Gamer Stereotypes

posted by on 31st May 2007, at 9:51pm

I usually don’t participate in a lot of gaming talk at lunch, but when two guys near me were engaged in a conversation about Runescape and mentioned some false info about the Dragon Slayer quest, I couldn’t help but slide in some of my own thoughts. While one knew I played, the other seemed genuinely surprised that I, a girl for one and sitting at a lunch table with more than two people for another, would play Runescape. That got me wondering, why exactly is it so strange that I might play Runescape? It really isn’t that shocking, but apparently the times have warped peoples’ minds to have a certain set impression on what gamers are like.

Gamers are male.

This is the most overused stereotype that I’ve heard. While it may be true that the more predominant number of gamers are male, that doesn’t mean that every gamer is male either. I for one would know so, as well as the other females in the gaming population. I’ve lost count of how many times people have called me male online, and I’m sure I’m not the only female gamer who has been. However, most of the time I’m still confused referred to me as a “he”, stating clearly that gamers still use the pronoun that indistinctively comes to their mind – one that describes a male. While it’s no longer rare to see females being gamers, it still has not overcome the thought that one should ask what gender someone is before jumping to conclusions.

Gamers have no life.

This is another stereotype that people often incorporate with gamers, especially with those who have never gamed. Too often I hear people talking about how that “one nerdy kid must sit around all day at his computer playing games.” It could be true that that one nerdy kid does game, but it might also be true about many others who would be last on peoples’ lists of who they’d expect to game. I know a bunch of gamers at my school who are not only academically achieving but also involved in a variety of extra-curricular activities. I never hear any words about them being nerdy kids, yet they still game a lot.

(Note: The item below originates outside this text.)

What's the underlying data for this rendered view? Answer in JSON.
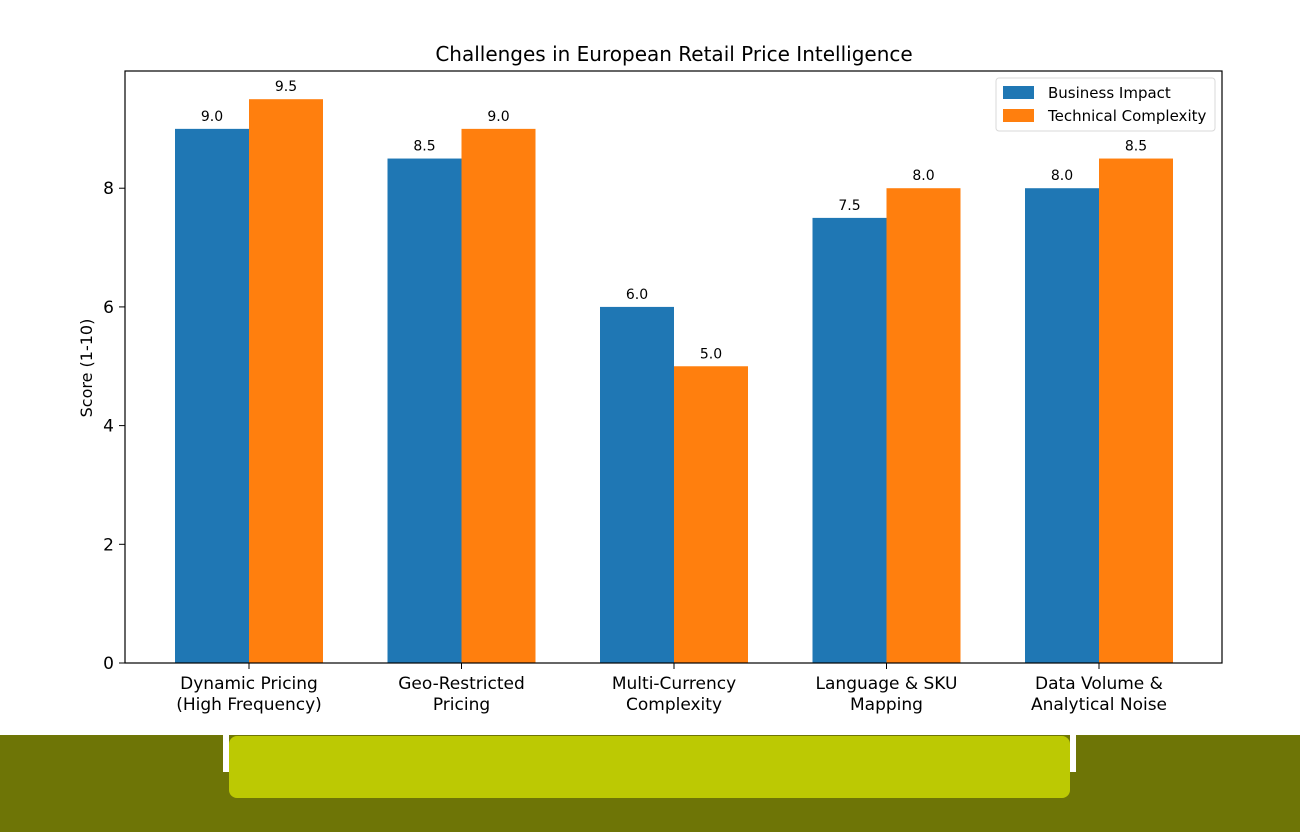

A good example of this stereotype is the number one player of Runescape himself: Zezima. According to the exclusive interview with him, he does indeed have a life, as he goes to a university and has a major as well as a minor and is looking into genetics research. He is not, as many people think, a no-lifer who spends every passing second gaining experience on Runescape. People seem to misconceive rank with life, and although it is true for some (example: N0valyfe), it isn’t true for others such as Zezima.

Gamers are around the ages of 10-19.

This stereotype sort of incorporates itself with the no-life one. Younger gamers usually think that people who’re ages 20 and above who play games have no life, therefore gaining a mind-sense that only people around their age are the ones who “should” be gaming. I’ve seen more than once on Runescape that when someone over 20 says their age, people around them go, “Haha why are you still playing this? You should be out having a job and having a life you loser,” or something along the lines of that. Well, simply because older people do game doesn’t mean they game all the time. They might have a job and a life and maybe even kids, but sometimes when they have free time they might want to do something they enjoy, such as gaming. What the younger gamers fail to realize when they have this stereotype is that the people who made the game that they love are most likely over the age of twenty. There are people who might have to game in order to get an income, so clearly it never will be just people in their preteens to teens who will game.

Gamers are geeks who’re computer-smart.

I honestly don’t even know why people think this, because from some people I’ve talked to on games, less than half the gaming population are educated in computers/programming. The younger end of the gaming population are the ones who most likely don’t fit this stereotype, while some of the older people might. I mean, after you walk around a bit in some MMORPG’s and hear talk such as “u suxxors haha u n00b,” one might wonder where this stereotype gets its base from. However, it still exists, because I’ve seen many gamers called computer dorks, even at my school. I’m not saying it isn’t true that some gamers do know their way around a computer (after being around B&B, I’m positive plenty of older gamers do), but there are some who know so little that I doubt it’s safe for them to game at all.


Overall though, one just has to remember that there are some that fit these stereotypes and there are some that don’t. It’s not hard through years of gaming to gain a less open-minded view of gaming, but there’s still many who break the usual gaming stereotypes.